The Categories of Saturation: Subsisting Language

Language is your friend, not your enemy. Memory doesn’t work if there are too many things to remember. Your contacts will never get to know you if you don’t advertise yourself clearly and concisely. People call this being honest, but it’s really just about being sensible.

 

 

When unfamiliar images come your way, don’t back down, own them. Your pictures are my pictures, no one cares about who owns what. You are what you acquire. You might not always create genius, but you can recognize it.

 

 

If you want to be a writer, you have to work for it. Who is your target audience? Do you have any competitive advantage whatsoever – are you offering anything to the literary community? Why are my comments different than others? Your words are your being. Learn to share them.

 

 

Collective memory today is a corporate affair, how can you exist in that? How does one person compete with global advertising? You need a snappy tagline. The meme is yours if you can just find the right niche.

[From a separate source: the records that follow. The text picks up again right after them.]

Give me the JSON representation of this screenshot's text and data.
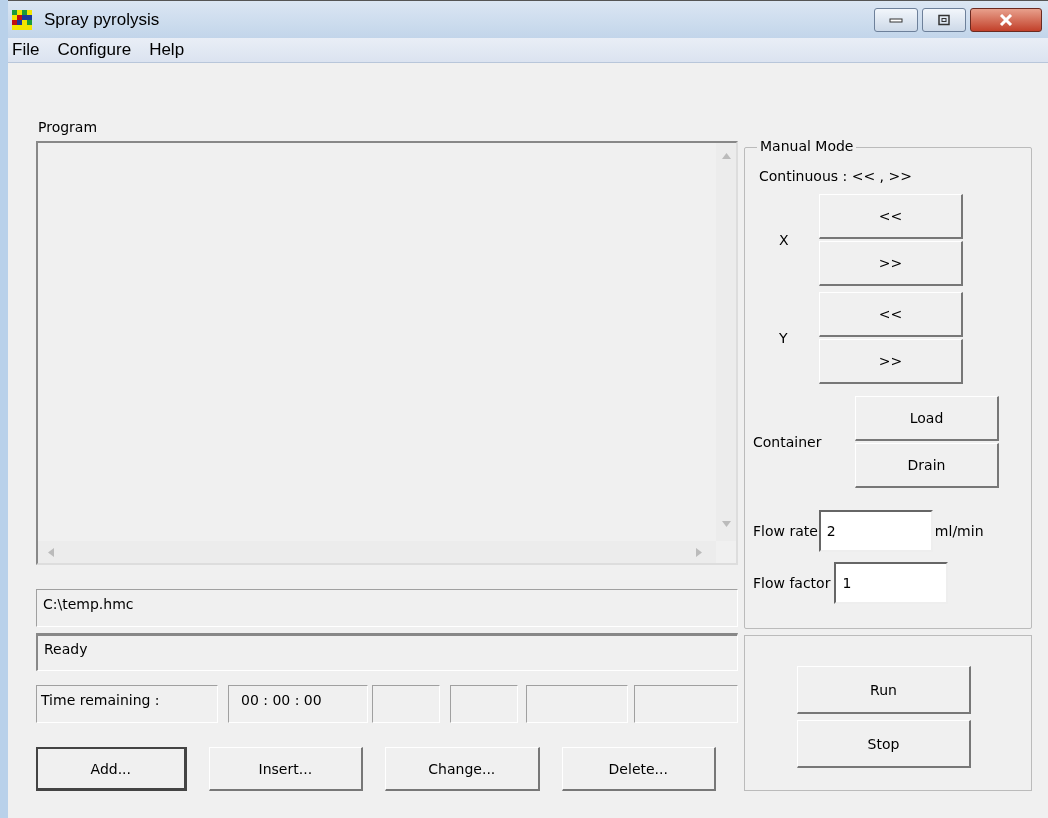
{
  "window": {
    "title": "Spray pyrolysis"
  },
  "menu": [
    "File",
    "Configure",
    "Help"
  ],
  "program": {
    "label": "Program"
  },
  "file_path": "C:\\temp.hmc",
  "status": "Ready",
  "time": {
    "label": "Time remaining :",
    "value": "00 : 00 : 00"
  },
  "program_buttons": [
    {
      "label": "Add...",
      "default": true
    },
    {
      "label": "Insert...",
      "default": false
    },
    {
      "label": "Change...",
      "default": false
    },
    {
      "label": "Delete...",
      "default": false
    }
  ],
  "manual_mode": {
    "title": "Manual Mode",
    "hint": "Continuous : << , >>",
    "axes": [
      {
        "label": "X",
        "buttons": [
          "<<",
          ">>"
        ]
      },
      {
        "label": "Y",
        "buttons": [
          "<<",
          ">>"
        ]
      }
    ],
    "container": {
      "label": "Container",
      "buttons": [
        "Load",
        "Drain"
      ]
    },
    "flow_rate": {
      "label": "Flow rate",
      "value": "2",
      "unit": "ml/min"
    },
    "flow_factor": {
      "label": "Flow factor",
      "value": "1"
    }
  },
  "run_buttons": [
    "Run",
    "Stop"
  ]
}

Don’t worry if you sacrifice your reputation, this is a stiff competition, you need all the help you can get. Learn to tap into corporate veins, into the terms of mass popularity, and others will do the work for you.

 

 

You have power you never realized. Words can discover a new world. You might like what’s being presented to you, but by the time you appropriate it, you’ve invented something entirely different. This is your language. If other artists are saying left, say right. Seize the day.

 


 

 

Assignment:

 

This assignment is about using language to further define memes. To complete it, find a way to add language to memes on the website of your choice (your facebook, tumblr, personal site/blog, whatever you like). For example, comment on a shared picture, share a picture while commenting on it, add a title to a picture you have shared or posted, or any other idea you have. Comment/title between 3 and 6 memes, then document/screenshot that picture/text to share on the course blog.

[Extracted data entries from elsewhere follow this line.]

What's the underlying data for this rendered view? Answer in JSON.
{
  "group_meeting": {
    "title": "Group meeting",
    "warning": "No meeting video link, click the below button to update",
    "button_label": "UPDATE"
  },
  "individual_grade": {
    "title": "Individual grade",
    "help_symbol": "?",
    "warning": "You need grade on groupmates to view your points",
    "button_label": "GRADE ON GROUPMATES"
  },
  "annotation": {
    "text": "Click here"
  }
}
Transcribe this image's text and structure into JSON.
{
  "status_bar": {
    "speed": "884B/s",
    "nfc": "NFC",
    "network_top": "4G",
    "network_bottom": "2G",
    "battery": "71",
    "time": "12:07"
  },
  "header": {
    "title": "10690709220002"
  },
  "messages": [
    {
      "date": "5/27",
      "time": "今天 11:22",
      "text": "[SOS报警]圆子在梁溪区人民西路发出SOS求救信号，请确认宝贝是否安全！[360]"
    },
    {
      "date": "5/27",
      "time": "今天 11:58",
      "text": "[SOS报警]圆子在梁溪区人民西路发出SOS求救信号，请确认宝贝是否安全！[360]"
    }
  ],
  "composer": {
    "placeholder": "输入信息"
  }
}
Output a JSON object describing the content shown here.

Reflection is encouraged, here are three suggested avenues for discussion in your post:

1. Can the act of categorization and labelling be considered an artistic one, and if so what is the work? Is it the language, the curatorial act of identifying an image of interest, or something else? Discuss the relative merits of each view.

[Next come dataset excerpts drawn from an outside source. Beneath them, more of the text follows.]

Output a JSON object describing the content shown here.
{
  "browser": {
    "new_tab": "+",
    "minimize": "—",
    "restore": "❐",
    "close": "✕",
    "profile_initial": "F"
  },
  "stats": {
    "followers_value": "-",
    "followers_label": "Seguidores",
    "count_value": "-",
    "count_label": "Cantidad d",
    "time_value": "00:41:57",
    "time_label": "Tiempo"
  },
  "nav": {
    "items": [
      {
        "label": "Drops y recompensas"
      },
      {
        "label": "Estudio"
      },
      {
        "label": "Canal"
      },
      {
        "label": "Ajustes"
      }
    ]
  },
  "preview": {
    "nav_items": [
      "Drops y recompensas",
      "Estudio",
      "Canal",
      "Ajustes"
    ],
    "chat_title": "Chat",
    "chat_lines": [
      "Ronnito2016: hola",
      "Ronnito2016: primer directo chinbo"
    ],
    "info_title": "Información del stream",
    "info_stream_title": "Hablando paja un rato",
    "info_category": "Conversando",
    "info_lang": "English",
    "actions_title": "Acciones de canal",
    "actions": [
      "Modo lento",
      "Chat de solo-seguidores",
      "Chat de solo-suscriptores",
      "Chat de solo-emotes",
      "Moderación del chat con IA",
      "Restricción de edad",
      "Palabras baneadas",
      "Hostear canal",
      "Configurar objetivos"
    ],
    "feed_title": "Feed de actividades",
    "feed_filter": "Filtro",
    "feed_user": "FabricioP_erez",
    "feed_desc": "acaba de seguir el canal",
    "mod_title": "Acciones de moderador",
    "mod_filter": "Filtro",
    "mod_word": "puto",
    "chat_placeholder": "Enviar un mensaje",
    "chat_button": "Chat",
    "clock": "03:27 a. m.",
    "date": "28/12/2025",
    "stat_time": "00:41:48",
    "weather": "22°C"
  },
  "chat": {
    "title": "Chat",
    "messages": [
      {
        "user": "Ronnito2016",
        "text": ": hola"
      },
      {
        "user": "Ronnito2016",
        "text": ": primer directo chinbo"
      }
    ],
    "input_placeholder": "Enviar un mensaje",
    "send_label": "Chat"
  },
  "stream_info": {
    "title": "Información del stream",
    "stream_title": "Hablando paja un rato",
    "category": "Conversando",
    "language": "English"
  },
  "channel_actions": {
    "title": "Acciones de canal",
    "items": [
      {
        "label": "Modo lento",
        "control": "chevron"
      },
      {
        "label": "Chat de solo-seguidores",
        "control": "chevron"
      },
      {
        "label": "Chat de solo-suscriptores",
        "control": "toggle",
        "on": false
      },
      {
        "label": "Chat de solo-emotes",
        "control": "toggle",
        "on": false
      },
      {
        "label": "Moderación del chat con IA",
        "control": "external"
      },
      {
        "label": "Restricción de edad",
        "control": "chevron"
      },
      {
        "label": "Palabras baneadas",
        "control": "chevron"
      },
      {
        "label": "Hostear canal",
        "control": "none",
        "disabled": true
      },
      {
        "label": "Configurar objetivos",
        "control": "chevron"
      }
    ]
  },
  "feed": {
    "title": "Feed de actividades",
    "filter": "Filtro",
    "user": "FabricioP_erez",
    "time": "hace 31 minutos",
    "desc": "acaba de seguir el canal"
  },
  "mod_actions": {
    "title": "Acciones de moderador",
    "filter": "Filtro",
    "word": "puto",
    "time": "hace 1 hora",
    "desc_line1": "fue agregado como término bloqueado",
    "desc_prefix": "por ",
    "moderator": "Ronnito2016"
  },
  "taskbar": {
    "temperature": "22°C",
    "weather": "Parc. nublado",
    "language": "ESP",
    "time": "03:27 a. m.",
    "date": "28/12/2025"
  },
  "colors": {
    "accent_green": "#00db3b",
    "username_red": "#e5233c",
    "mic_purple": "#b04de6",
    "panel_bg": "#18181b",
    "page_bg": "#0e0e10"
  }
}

2. Does this act contribute anything to the idea of a meme – is added language part of a meme, can it be – what is a memetic image supposed to look like (any image? impact font over a clear image?) and what role does context play (where it’s shared (reddit, 4chan, facebook, twitter, tumblr, etc), how it’s presented, where it’s commented upon/blogged about). Discuss what relation the linguistic framing of a meme has to the meme.

3. In an age where the text and image world is continuous with mimetic content, how do such “minor”, possibly off-the-cuff acts of commenting/reacting/titling alter what might be considered legitimate acts of art and literature creation?